ゴドウィンは、ミランダの目の前で崩れた。光の粒がゴドウィンの身体をむしばんで、宙に浮かんでいく。
「ゴドウィン!」
ミランダは地面を必死に這って、ゴドウィンに手を伸ばした。触れた感覚はなかった。たんぽぽの綿毛のように、光の粒が舞っただけだった。
ゴドウィンはミランダを見て微笑んでいた。ゆっくりゆっくり、腕を上げてミランダの頬を撫でる。ふわっと暖かな感触がしたと思ったら、すぐに消えてなくなった。
ゴドウィンの口が、何かを伝えようとしている。
「ゴドウィン!」
ジェラードが駆けつけてきた。しかし、ゴドウィンの姿はもはや残像でしかない。光の粒は安らかに、天へ昇って消えていく。
ジェラードは天を仰いで、大声を上げた。
「洸大ー!」
唸り声がした。ケネスが木の幹にもたれかかってぐったりしている。その胸には矢が刺さっている。
「俺だけが、生き返ってやる……」
息も絶え絶えだが、ケネスは確かにそう言った。
「貴様あ!」
潰れた声、荒い呼吸。ジェラードは剣を振りかぶりながら、ケネスめがけて走る。ケネスは精一杯腕を振り上げた。炎の壁がジェラードを阻む。壁が消えた。ケネスの姿はなくなっていた。

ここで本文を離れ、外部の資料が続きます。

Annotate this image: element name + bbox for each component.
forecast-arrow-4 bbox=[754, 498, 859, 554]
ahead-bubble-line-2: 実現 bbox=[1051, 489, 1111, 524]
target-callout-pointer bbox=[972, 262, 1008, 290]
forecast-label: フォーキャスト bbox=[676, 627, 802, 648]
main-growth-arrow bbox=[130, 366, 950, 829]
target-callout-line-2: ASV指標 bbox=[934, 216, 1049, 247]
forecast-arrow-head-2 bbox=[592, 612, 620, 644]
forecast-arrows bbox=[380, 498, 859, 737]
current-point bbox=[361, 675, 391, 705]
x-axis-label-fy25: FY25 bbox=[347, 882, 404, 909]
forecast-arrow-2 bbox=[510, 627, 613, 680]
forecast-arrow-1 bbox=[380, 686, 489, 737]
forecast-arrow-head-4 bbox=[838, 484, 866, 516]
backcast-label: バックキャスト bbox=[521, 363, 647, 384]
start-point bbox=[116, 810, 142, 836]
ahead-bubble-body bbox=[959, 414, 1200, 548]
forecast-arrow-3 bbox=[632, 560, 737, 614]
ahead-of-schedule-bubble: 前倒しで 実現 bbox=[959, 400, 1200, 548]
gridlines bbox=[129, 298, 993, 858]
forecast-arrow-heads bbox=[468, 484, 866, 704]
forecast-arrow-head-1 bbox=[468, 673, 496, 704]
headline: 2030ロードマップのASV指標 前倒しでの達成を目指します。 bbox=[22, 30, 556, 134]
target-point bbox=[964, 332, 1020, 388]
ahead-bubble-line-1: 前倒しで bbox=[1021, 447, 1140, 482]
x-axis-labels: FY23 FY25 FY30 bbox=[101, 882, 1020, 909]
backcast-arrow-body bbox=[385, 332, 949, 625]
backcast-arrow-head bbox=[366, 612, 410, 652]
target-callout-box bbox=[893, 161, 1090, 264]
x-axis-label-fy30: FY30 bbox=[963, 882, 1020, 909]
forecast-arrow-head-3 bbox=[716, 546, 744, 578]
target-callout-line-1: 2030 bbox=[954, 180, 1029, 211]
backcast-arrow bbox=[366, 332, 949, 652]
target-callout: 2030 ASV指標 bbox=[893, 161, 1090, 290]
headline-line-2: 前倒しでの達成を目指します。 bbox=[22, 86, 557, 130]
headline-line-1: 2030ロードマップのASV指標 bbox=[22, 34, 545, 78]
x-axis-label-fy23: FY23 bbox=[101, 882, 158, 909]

ジェラードは剣を地面に突き刺し、ひざまずいた。背中は震えている。嗚咽のような声が聞こえてくる。
「ゴドウィン……」
ミランダはゴドウィンの残像を見つめたまま、四つ葉のクローバーの束を握りしめた。
ゴドウィンが最後に言った言葉が、残像から聞こえてくる。
悲しいときは、泣いていいんだよ。
ゴドウィンの笑顔と笑い声が、頭の中で巻き返される。
どうしてだろう。悲しいはずなのに、涙は出ない。